Rimasta sola, avevo deciso di preparare due tisane.

Nel frattempo, pensai alla conversazione con Dustin e sospirai sonoramente. Non gli avevo mentito: volevo sul serio diventare più indipendente e riuscire a vivere senza temere di trovare Eric alle spalle, ma era più facile a parole che con i fatti.
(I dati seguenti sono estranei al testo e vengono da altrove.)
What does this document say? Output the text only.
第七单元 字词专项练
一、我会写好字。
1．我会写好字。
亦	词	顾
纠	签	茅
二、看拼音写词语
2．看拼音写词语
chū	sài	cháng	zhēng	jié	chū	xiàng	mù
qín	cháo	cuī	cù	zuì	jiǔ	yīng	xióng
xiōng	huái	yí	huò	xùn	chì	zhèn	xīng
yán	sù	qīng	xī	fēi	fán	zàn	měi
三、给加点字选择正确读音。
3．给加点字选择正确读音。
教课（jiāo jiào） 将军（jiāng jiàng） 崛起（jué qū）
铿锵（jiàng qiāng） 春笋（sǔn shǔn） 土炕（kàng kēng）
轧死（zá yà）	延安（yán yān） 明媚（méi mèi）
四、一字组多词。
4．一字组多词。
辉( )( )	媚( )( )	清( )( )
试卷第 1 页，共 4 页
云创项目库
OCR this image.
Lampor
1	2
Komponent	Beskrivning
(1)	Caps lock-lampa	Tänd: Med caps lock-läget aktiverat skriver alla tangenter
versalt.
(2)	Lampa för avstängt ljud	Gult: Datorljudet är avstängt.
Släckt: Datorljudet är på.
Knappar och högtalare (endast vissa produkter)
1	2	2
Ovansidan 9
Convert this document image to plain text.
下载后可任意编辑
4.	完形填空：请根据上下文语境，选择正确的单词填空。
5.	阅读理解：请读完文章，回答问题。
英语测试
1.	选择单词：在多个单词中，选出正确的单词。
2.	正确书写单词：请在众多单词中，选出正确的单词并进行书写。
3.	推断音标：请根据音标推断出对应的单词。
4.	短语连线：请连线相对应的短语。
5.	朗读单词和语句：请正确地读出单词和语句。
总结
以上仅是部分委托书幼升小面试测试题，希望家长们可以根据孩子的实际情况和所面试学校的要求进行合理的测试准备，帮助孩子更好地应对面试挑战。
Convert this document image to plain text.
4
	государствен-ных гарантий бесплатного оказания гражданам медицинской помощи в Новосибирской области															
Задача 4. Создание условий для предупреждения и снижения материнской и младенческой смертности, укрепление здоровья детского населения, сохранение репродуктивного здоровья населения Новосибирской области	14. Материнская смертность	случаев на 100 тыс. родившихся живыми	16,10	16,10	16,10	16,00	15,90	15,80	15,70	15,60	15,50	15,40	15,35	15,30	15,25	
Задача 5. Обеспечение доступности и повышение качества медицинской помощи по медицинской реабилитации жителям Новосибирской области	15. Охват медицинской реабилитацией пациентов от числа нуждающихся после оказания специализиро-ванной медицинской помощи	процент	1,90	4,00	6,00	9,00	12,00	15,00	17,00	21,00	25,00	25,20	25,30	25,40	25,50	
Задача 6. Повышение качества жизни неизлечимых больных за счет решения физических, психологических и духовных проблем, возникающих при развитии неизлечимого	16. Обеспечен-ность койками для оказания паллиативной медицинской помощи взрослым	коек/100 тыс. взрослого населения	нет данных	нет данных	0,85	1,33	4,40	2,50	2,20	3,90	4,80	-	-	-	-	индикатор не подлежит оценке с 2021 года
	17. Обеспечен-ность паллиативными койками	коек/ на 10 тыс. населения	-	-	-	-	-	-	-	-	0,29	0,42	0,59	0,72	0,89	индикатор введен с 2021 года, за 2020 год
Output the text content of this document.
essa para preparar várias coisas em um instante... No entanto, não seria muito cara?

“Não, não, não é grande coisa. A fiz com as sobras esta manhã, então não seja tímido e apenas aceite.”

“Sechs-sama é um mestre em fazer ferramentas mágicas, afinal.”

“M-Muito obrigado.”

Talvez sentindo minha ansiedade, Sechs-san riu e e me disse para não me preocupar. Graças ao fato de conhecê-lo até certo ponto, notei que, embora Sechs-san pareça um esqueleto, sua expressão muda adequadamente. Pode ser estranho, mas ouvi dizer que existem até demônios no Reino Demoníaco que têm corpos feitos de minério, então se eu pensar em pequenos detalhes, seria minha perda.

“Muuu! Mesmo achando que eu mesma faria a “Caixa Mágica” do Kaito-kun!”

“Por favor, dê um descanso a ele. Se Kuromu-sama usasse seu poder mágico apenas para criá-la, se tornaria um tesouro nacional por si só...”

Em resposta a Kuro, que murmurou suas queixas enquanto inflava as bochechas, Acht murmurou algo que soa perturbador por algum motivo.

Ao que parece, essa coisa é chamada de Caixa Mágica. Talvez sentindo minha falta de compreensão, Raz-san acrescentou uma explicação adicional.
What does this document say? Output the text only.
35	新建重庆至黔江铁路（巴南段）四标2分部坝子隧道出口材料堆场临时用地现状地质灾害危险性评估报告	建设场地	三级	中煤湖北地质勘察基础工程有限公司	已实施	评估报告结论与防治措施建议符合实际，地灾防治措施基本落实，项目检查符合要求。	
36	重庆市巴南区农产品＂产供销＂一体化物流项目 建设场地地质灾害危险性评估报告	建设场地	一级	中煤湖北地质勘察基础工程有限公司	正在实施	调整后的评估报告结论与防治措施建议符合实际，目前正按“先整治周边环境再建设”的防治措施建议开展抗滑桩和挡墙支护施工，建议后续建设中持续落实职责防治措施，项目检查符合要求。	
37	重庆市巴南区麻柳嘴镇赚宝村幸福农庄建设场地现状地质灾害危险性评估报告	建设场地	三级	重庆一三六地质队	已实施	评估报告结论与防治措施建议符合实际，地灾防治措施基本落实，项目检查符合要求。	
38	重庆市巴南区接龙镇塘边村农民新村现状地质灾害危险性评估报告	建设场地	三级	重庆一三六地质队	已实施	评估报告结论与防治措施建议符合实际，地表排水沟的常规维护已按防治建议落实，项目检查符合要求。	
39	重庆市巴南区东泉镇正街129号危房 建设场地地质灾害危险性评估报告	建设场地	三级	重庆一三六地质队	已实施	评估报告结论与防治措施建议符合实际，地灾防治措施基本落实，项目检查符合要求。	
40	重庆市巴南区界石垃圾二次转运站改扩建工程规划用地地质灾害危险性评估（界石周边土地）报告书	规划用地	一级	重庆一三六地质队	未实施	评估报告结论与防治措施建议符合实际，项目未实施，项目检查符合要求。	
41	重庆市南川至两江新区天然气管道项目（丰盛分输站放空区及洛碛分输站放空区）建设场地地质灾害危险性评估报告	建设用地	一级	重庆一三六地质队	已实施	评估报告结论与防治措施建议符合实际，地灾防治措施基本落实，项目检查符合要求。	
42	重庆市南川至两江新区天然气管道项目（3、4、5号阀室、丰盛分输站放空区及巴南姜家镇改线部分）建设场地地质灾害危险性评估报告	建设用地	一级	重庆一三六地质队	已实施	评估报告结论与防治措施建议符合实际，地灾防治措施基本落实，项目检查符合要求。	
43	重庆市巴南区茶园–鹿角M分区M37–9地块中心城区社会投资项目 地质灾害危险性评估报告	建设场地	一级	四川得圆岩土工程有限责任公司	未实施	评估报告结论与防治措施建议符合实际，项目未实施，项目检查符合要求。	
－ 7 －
In fondo non era ancora arrivata una sentenza vera e propria e il mio ex ragazzo – quello che una volta avevo definito, scioccamente, come "perfetto" – ora aveva solo un foglio dove gli ordinava di restare lontano da me, niente di più. Solo un misero pezzo di carta. Nulla che potesse concedermi certezze o sicurezza. Al dir il vero, ero terrorizzata che potesse tornare, nonostante non avesse più cercato di contattarmi da quando Wallace mi aveva portato a denunciarlo.

Non avevo detto a nessuno che Eric mi aveva scritto un messaggio il giorno dopo che mi aveva frastornato di pugni e lasciata priva di sensi davanti casa.

"Scusa amore, ma spero che ora tu possa capire cosa ho provato quando sei sparita."

Ecco, cosa recitava il messaggio. Insulse e vomitevoli parole. Come se la colpa fosse stata tutta mia.

Amore, quante volte mi aveva chiamata in quel modo? Al solo pensiero, mi venne il voltastomaco.

Non parlavo mai di lui con nessuno. Un po' perché volevo solo andare avanti, un po' perché mi vergognavo: mi sentivo una sciocca per averlo amato, per essere stata tanto cieca da non vedere il mostro che era in realtà e per avergli permesso di toccarmi, ferirmi e farmi sentire vulnerabile.

Avrei voluto essere più forte e non dovermi guardare con ansia alle spalle quando camminavo per strada, sebbene avessi detto il contrario a Dustin per non farlo preoccupare.

Soprattutto, dopo sei mesi avrei voluto raccontare la mia storia senza tremare. Guardai le dita e chiusi a pugno la mano per nascondere a me stessa, per l'ennesima volta, quanto fossi debole.

Avrei tanto voluto essere come Rowena, arrabbiata con il mondo fintanto da poter urlare a tutti cosa provavo davvero, ma ero... solo io. E io ero debole.

Forse Dustin aveva ragione, una delle due doveva aprirsi all'altra e iniziare ad avere un legame di qualche tipo dato che dovevamo convivere.

Sbuffai e mi stropicciai gli occhi.

Dustin sarebbe rimasto deluso da me se non mi fossi aperta con Rowena. Non potevo andare a casa sua e mentirgli.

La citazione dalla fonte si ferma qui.